New Rhat
Should we use Rhat?
I feel that I need to repeat that this post is just my random thoughts, and I know too little to comment on anything. So please don’t take my words seriously.
Recently, I noticed a paper on Bayesian Analysis, which is “Rank-Normalization, Folding, and Localization: An Improved $\hat{R}$ for Assessing Convergence of MCMC” by Vehtari, A., Gelman, A., Simpson, D., Carpenter, B., & Bürkner, P. C.. I was attracted because of the $\hat{R}$ in the title since I just finished my oral exam about Rhat. Also, Gelman’s thoughts appeal to me, so I read some papers and watched some his talks on Youtube. I won’t talk about the theoretical part of this paper (since I don’t really want to figure out all the maths.) If you are interested in MCMC, you may want to read this paper since Rhat is an important and widely-used measure in MCMC to assess the convergence.
Gelman and Rubin proposed Rhat in 1992. The first time I read this paper, I found they defined Rhat as a practical measure “for researchers primarily intereseted in the science underlying the data and models they are analyzing, rather than for researchers interested in the probability theory underlying the iterative simualtions themselves.” Also the commonly-used cutoff 1.1 is from nowhere, which is worse than 0.05 for p-value. Well, the common form of Rhat is actually from the paper by Brooks and Gelman (1998). After reading this paper, I felt that the definition of Rhat is too fuzzy, which may be modified and improved again and again. And this new Rhat paper just turned up. Though I know that Rhat is the ratio between two vairances, I still don’t know if $\hat{R}$ less than a cutoff can be concluded as convergence. Ultimately, the convergence itself might be a tricky thing to define.

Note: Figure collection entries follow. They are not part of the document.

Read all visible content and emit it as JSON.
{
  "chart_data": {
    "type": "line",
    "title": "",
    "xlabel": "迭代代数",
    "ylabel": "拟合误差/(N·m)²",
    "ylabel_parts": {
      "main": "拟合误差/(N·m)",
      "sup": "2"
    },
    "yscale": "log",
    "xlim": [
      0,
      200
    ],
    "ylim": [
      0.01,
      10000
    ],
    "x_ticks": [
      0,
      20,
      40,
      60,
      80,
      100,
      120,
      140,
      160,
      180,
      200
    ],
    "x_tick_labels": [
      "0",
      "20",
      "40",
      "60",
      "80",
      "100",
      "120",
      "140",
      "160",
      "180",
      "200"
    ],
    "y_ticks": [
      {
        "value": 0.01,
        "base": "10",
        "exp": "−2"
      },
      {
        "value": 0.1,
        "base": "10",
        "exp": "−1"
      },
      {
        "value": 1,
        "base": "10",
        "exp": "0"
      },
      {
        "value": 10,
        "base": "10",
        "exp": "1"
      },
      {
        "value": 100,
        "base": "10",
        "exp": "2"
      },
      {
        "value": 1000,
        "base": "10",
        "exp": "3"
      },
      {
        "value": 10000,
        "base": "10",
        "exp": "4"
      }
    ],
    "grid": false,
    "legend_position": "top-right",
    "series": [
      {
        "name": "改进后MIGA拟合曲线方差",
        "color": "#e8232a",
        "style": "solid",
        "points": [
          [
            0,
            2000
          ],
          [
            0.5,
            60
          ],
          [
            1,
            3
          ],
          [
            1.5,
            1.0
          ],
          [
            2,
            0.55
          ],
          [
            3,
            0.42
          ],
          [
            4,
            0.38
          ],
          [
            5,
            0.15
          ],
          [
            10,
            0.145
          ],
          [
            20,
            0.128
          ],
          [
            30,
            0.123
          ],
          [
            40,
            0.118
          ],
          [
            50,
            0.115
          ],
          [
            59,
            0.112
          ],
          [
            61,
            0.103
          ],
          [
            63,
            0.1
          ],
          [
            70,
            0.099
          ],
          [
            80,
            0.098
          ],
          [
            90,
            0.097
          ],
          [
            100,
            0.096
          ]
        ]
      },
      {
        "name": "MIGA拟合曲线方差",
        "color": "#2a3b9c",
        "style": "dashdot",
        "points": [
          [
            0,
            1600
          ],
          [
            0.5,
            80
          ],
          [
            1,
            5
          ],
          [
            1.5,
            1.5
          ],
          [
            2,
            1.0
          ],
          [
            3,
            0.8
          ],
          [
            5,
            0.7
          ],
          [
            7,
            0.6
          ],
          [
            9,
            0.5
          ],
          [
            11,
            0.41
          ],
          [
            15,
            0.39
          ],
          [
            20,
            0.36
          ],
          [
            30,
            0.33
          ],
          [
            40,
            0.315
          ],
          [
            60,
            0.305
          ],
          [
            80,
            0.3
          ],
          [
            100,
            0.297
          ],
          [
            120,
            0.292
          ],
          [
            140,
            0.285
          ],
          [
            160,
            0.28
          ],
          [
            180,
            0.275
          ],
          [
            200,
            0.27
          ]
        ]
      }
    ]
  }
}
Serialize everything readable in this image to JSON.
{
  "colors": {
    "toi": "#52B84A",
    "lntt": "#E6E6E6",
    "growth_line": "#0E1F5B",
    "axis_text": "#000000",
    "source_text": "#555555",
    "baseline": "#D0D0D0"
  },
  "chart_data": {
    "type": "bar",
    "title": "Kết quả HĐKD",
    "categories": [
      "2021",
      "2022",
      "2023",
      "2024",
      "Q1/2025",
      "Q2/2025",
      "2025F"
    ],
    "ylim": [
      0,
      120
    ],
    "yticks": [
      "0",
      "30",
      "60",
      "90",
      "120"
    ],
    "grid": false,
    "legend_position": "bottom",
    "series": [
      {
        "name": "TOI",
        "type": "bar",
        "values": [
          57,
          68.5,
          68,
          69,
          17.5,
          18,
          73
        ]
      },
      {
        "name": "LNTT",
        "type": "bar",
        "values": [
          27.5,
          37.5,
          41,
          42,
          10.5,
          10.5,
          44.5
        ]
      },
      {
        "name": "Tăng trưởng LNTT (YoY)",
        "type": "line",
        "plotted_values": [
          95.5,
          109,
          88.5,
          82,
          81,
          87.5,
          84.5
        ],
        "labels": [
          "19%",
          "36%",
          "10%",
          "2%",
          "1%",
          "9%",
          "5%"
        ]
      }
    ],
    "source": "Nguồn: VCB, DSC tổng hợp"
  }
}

I have talked to Martin about this paper and Gelman. He has the same opinion that Rhat has some disadvantages and he has no idea where the cutoff comes from. But we both agree that Gelman is a genius and creative-thinker. From his comments, I realize that maybe Monte Carlo SE and effective sample size (ESS) will be talked more about in the future, and this is actually an interesting area for me to think about. I’m glad to see that ESS is also mentioned in that new paper, though ESS has its flaws too. Well, it could be a direction to explore.